Staatsanwaltschaft ermittelt: Russischer Verlag vertreibt Goebbels-Roman

Ein Nazi-Roman von Joseph Goebbels wird vom russischen Verlag Algoritm vertrieben. Die Staatsanwaltschaft in St. Petersburg hat ein Verfahren gegen den Verlag eingeleitet. Doch in Deutschland ist das Buch in Bibliotheken zu finden. Es falle nicht in den Bereich der NS-Literatur.

Der russische Verlag Algoritm vertreibt seit August ein Roman des ehemaligen Reichspropagandaministers Joseph Goebbels.
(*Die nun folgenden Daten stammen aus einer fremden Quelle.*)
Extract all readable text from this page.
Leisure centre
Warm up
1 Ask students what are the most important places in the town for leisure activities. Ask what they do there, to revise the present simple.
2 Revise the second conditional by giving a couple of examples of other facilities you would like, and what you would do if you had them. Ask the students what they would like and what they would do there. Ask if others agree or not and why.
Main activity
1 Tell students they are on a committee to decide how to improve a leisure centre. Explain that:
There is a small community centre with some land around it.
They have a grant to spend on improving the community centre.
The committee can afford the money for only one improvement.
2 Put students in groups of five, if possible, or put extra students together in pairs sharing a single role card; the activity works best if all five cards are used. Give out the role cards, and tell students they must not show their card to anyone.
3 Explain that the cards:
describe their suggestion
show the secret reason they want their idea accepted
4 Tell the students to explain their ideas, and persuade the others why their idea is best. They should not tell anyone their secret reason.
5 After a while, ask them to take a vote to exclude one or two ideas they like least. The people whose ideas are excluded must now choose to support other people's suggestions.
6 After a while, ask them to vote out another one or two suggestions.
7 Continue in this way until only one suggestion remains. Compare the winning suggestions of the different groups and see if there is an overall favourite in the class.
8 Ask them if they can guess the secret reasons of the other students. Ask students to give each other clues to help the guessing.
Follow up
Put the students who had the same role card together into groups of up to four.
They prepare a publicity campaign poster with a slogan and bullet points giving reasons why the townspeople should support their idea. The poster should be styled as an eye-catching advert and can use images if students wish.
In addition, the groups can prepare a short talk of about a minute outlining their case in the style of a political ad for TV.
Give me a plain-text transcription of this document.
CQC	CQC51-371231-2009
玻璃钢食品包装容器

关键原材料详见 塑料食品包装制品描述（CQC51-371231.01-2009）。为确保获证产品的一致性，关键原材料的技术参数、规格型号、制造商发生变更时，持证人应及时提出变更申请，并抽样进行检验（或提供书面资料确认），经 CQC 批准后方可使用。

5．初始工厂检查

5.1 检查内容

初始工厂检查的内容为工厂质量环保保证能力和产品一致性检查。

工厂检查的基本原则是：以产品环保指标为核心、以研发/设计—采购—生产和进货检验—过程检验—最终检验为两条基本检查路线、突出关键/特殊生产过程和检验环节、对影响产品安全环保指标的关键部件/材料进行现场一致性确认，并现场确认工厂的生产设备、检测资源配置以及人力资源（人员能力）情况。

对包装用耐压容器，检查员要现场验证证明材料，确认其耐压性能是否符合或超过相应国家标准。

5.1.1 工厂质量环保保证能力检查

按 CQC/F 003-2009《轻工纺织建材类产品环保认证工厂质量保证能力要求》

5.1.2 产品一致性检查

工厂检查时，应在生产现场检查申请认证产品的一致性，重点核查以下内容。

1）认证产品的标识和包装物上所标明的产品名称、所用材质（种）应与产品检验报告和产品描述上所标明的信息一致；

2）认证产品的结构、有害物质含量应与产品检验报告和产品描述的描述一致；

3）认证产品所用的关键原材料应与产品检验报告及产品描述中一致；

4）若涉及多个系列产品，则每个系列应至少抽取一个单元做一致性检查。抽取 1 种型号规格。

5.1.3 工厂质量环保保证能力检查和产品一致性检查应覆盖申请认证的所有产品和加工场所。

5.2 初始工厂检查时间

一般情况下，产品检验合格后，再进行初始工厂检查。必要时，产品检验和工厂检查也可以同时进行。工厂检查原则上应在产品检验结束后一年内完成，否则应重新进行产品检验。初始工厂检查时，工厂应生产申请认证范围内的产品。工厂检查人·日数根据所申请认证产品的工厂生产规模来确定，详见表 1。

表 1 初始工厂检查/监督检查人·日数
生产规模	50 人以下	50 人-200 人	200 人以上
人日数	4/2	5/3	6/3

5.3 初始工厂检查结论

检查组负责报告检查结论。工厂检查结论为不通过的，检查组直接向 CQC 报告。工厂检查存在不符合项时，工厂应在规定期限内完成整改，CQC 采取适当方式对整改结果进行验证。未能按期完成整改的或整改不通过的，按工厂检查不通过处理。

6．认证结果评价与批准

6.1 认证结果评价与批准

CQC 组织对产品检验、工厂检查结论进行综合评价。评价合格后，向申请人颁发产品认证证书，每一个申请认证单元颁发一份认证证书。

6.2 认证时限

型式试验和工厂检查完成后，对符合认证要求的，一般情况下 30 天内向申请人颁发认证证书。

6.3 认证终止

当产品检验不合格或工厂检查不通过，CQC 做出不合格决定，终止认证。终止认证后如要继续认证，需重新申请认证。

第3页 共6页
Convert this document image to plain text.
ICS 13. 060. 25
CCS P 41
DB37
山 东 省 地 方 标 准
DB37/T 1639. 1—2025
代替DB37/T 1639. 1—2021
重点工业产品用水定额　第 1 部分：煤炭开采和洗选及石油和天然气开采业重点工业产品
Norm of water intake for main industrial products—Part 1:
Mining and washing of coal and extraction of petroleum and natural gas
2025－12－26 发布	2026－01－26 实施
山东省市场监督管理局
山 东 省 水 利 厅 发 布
Es trägt ursprünglich den Titel „Michael. Ein deutsches Schicksal in Tagebuchblättern“ und wurde 1923 verfasst. Im Jahr 1929 wurde der Roman dann erstmals vom Franz-Eher-Verlag in München herausgegeben. Es handelt über den deutschen Frontsoldaten Michael, der zahlreiche Rückschläge in seinem Leben erleidet. Er entscheidet sich Bergmann zu werden, weil er glaubt, seinem Land dadurch dienen zu können. Im Bergwerk kommt er dann auch ums Leben. Michael geht es sein Leben lang um Selbsterlösung. Des Weiteren ist die Hauptfigur überzeugt davon, dass Jesus Christus kein Jude gewesen sei. Goebbels schreibt in dem Buch:

„Ich bin ein Held, ein Gott, ein Erlöser (…) Ich bin kein Mensch mehr, ein Titane, ein Gott (…) Ich habe mich selbst erlöst.“

Die russische Autor Leonid Mletschin sagt, dass Goebbels, wie viele Deutsche zu dieser Zeit eingeschnappt gewesen sei, weil andere mehr Erfolg im Leben hatten als er selbst. Im Buch komme die Überzeugung durch, „dass die Leiden der Deutschen dadurch entstehen, dass Menschen anderen Blutes ihnen kräftig im Weg stehen“, zitiert RIA Novosti Mletschin. Er unterstütze keine Bücherverbote. „Gefährlicher ist zurzeit die Literatur, die in dieselbe Richtung geht, aber von russischen Autoren auf Russisch geschrieben wird“, so der Autor.

Die Staatsanwaltschaft St. Petersburg hat mittlerweile ein Verfahren gegen den Verlag Algoritm eingeleitet. Das Buch gehöre in die Liste für „extremistische Bücher“. In Deutschland fällt „Michael. Ein deutsches Schicksal in Tagebuchblättern“ nicht in den Bereich der NS-Literatur. Es ist aktuell in den Bibliotheken vorzufinden. Doch kein Verlag vertreibt den Roman.